As I wrote in a previous article, the bill must pass through the Senate before landing on the president’s desk. If the Senate makes any changes (which they certainly will), the House must approve those changes before sending the bill to Trump.
Many are viewing the upcoming fight as a test of Trump’s fragile relationship with Senate Majority Leader Mitch McConnell (R-KY). “Whether or not they are able to forge a positive, personal, and working relationship will be one of the early tests of this,” said former RNC chairman Michael Steele.
No matter what happens, the healthcare bill will likely be unrecognizable when it gets back to the House.
“I’ve already made clear that I don’t support the House bill as currently constructed,” said Ohio Senator Rob Portman. He mentioned the bill’s vast Medicaid cuts, including treatment for drug addicts, and said he would make sure that “those who are impacted by this [opioid] epidemic can continue to receive treatment.”
Arkansas Senator Tom Cotton says the House is “moving too fast” and has promised that Senate Republicans are “going to write our own bill.” Cotton agrees we should repeal ObamaCare, but wants to insure that Arkansas Governor Asa Hutchinson has “the flexibility he needs to help Arkansas adapt to any change in Medicaid.”
The Affordable Care Act caused a 12% drop in Arkansas’ uninsured rate between 2013 and 2016 (this is more than any other state except Kentucky). Many of Cotton’s colleagues, especially those who represent states that took advantage of the ACA’s Medicaid expansion, are unsure how to proceed.
Texas Senator Ted Cruz, whose state did not accept the expansion, says Medicaid reform could mark “the first meaningful entitlement reform in the modern decade.”
But he admits the situation is tricky. “There are not only ideological differences, but parochial differences. You have some of the states that have expanded Medicaid, other states have not, and no senator wants to see their state get the short end of the stick,” said Cruz.
According to Cruz, the main priorities are to find a way to lower insurance premiums and to allow the purchase of insurance across state lines. He calls the ACA the “single biggest jobs killer in this country,” and insists changes to the law will boost the nation’s economy.
The healthcare bill has “the potential of having a huge impact on the fiscal strength of our country,” said Cruz, adding that it would be “catastrophic” if the Senate fails to return a bill to the House.

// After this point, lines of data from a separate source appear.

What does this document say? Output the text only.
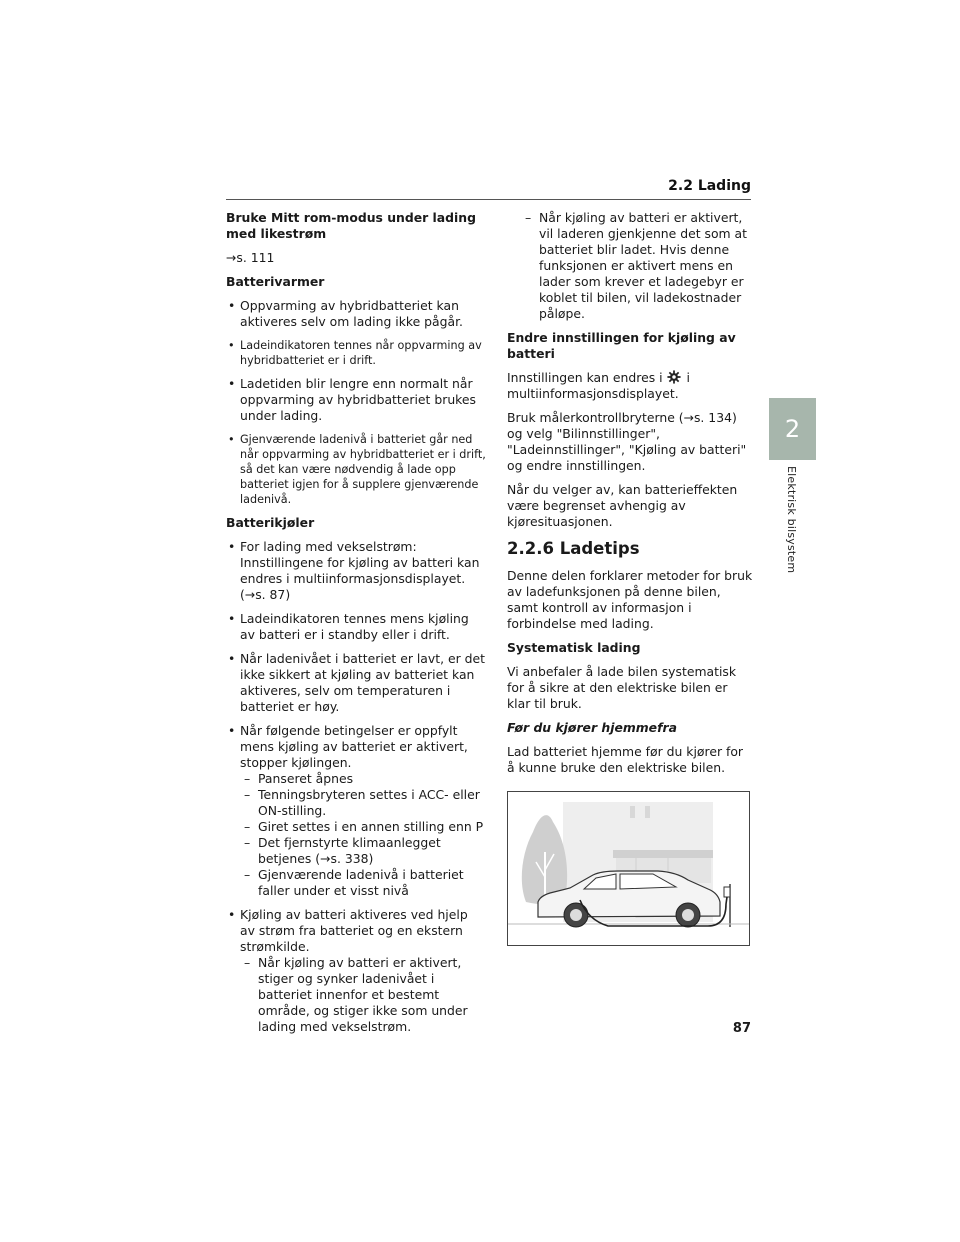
2.2 Lading
2
Elektrisk bilsystem

Bruke Mitt rom-modus under lading med likestrøm

→s. 111

Batterivarmer

• Oppvarming av hybridbatteriet kan aktiveres selv om lading ikke pågår.
• Ladeindikatoren tennes når oppvarming av hybridbatteriet er i drift.
• Ladetiden blir lengre enn normalt når oppvarming av hybridbatteriet brukes under lading.
• Gjenværende ladenivå i batteriet går ned når oppvarming av hybridbatteriet er i drift, så det kan være nødvendig å lade opp batteriet igjen for å supplere gjenværende ladenivå.

Batterikjøler

• For lading med vekselstrøm: Innstillingene for kjøling av batteri kan endres i multiinformasjonsdisplayet. (→s. 87)
• Ladeindikatoren tennes mens kjøling av batteri er i standby eller i drift.
• Når ladenivået i batteriet er lavt, er det ikke sikkert at kjøling av batteriet kan aktiveres, selv om temperaturen i batteriet er høy.
• Når følgende betingelser er oppfylt mens kjøling av batteriet er aktivert, stopper kjølingen.
– Panseret åpnes
– Tenningsbryteren settes i ACC- eller ON-stilling.
– Giret settes i en annen stilling enn P
– Det fjernstyrte klimaanlegget betjenes (→s. 338)
– Gjenværende ladenivå i batteriet faller under et visst nivå
• Kjøling av batteri aktiveres ved hjelp av strøm fra batteriet og en ekstern strømkilde.
– Når kjøling av batteri er aktivert, stiger og synker ladenivået i batteriet innenfor et bestemt område, og stiger ikke som under lading med vekselstrøm.
– Når kjøling av batteri er aktivert, vil laderen gjenkjenne det som at batteriet blir ladet. Hvis denne funksjonen er aktivert mens en lader som krever et ladegebyr er koblet til bilen, vil ladekostnader påløpe.

Endre innstillingen for kjøling av batteri

Innstillingen kan endres i i multiinformasjonsdisplayet.

Bruk målerkontrollbryterne (→s. 134) og velg "Bilinnstillinger", "Ladeinnstillinger", "Kjøling av batteri" og endre innstillingen.

Når du velger av, kan batterieffekten være begrenset avhengig av kjøresituasjonen.

2.2.6 Ladetips

Denne delen forklarer metoder for bruk av ladefunksjonen på denne bilen, samt kontroll av informasjon i forbindelse med lading.

Systematisk lading

Vi anbefaler å lade bilen systematisk for å sikre at den elektriske bilen er klar til bruk.

Før du kjører hjemmefra

Lad batteriet hjemme før du kjører for å kunne bruke den elektriske bilen.

87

There are 52 Republicans in the Senate. By taking advantage of special rules, they could pass the bill with just 50 votes (and rely on Vice President Mike Pence to break a tie).

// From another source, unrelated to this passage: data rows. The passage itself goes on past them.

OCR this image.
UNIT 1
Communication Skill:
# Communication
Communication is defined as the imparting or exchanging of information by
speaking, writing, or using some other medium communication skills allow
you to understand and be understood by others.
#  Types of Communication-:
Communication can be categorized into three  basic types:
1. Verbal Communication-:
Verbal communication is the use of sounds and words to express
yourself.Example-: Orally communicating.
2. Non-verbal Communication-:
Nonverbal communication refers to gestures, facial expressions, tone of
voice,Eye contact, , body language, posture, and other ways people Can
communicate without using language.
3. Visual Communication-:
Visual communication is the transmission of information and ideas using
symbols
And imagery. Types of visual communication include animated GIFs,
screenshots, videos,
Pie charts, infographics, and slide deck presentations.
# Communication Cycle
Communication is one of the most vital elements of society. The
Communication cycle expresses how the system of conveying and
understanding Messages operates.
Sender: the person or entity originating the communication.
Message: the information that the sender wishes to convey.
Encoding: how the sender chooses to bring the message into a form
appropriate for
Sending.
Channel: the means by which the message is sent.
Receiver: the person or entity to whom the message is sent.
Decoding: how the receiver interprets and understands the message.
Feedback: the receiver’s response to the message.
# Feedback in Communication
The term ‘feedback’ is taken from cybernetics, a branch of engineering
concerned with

Cruz says the matter is a “deliberative process” that could take as long as a “couple of months.”
As it stands, the House bill ends the ACA’s fines on people who choose not to purchase insurance. It removes taxes on higher-earning people and on health industry businesses. The bill also allows insurers to charge higher premiums for people with pre-existing conditions and replaces federal subsidies for lower-income Americans with tax credits associated with a consumer’s age.
The bill includes over $800 billion in Medicaid cuts and suspends Planned Parenthood funding for one year.